Portugal poderia adotar iniciativas semelhantes às dos países do Golfo, investindo estrategicamente em tecnologias sustentáveis e fomentando parcerias transfronteiriças. Os laços históricos de Portugal com a CPLP apresentam outra via pouco explorada pois Angola e Moçambique são ricos em recursos energéticos fósseis. Portugal pode alavancar parcerias com estes países, criando acordos comerciais mutuamente benéficos que inseridos na sua estratégia sustentável. Para realmente concorrer com o potencial industrial da Europa do Norte, Portugal deve continuar a defender um corredor mediterrânico de energia. Esta iniciativa reforçaria os laços energéticos com a Itália, a Grécia e Norte de África, dando à Europa do Sul uma vantagem competitiva em matéria de preços.
O potencial de Portugal em matéria de energias renováveis continua a ser vasto. Embora a energia eólica onshore tenha sido uma pedra angular da estratégia para as energias renováveis, o potencial eólico offshore do país representa uma inexplorada mina de ouro. Graças ao clima ensolarado de Portugal – contando com alguns dos níveis mais elevados de exposição solar da Europa – há ainda oportunidade de expandir o volume de energia solar, com regiões como o Alentejo e Algarve, expectantes para investimentos em grande escala.

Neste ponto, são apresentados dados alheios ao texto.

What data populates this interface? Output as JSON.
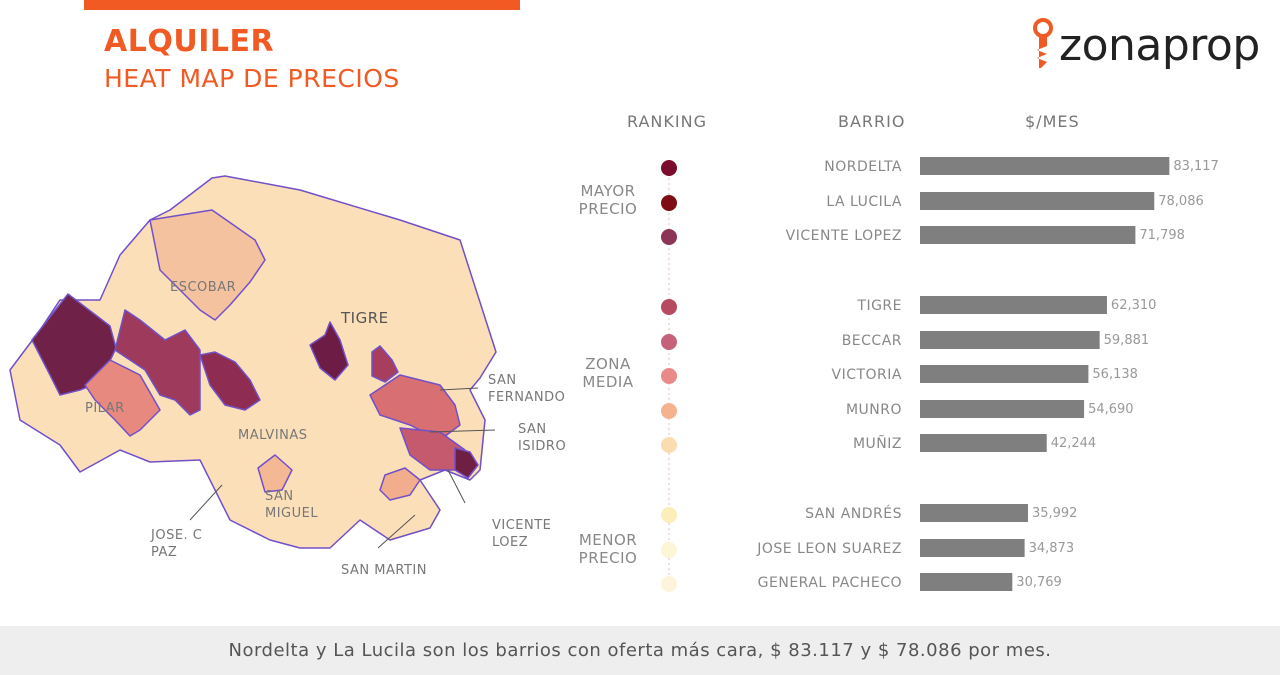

O sucesso dos investimentos em energia eólica e solar dependerá fortemente da modernização da rede e do armazenamento de energia – tendo em conta que o sol nem sempre brilha e o vento nem sempre sopra. Mantendo a dinâmica das energias renováveis em Portugal e reduzindo ainda mais a dependência de combustíveis fósseis importados, os decisores políticos devem continuar a dar prioridade às energias renováveis nos debates a nível nacional e comunitário. Os processos de licenciamento devem ser simplificados para minimizar os atrasos burocráticos. O investimento privado pode ser incentivado através de créditos fiscais ou empréstimos a baixos juros, mantendo a tónica na pesquisa e desenvolvimento de novas energias.
Num mundo cada vez mais marcado pela incerteza energética, Portugal mantém-se como a prova de que é possível um caminho prudente e precavido, em contraste com a irresponsabilidade megalómana e utópica das Gretas e dos activistas climáticos. Portugal está assim bem posicionado para incrementar a cooperação energética e potenciar o desenvolvimento industrial da Europa meridional.